How to catch output character encoding errors

Help
2003-03-13
2012-10-08
  • Bjarne Hald

    Bjarne Hald - 2003-03-13

    I'm using Saxon to convert from XML into a textual CSV format. In that process I also want to convert to the ISO-8859-1/Windows-1252 encoding and have therefore set the "encoding" property to one of these encodings. Unfortunately, my XML input may contain Unicode characters that do not exist in one of the output character sets. This is not a fatal error to me, but it is to saxon! Is there any way of catching these errors and output e.g. question marks instead of the illegal characters?

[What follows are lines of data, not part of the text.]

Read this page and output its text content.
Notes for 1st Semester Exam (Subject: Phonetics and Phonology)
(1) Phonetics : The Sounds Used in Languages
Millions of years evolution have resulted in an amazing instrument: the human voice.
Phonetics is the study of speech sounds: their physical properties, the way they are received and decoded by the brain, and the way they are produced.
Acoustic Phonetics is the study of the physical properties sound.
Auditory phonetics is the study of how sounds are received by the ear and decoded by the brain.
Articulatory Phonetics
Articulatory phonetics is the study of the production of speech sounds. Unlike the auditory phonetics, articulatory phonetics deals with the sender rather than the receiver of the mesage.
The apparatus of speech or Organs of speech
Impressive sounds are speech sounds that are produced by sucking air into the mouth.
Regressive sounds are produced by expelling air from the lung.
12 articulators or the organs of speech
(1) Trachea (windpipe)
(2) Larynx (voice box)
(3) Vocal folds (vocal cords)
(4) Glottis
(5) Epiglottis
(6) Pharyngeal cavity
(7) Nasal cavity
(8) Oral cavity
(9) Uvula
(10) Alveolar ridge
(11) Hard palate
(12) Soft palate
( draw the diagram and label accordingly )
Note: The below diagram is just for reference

I'm calling Saxon from Java using the transform() method.

     
    • Michael Kay

      Michael Kay - 2003-03-13

      You can use the "double-translate" method:

      <xsl:variable name="allowed-chars">abcde..ABCDE..123...</xsl:variable>

      then:

      translate($x, $allowed-chars, '') gives you the characters that are NOT allowed, and

      translate($x, translate($x, $allowed-chars, ''), '?') translates the disallowed characters into "?" characters.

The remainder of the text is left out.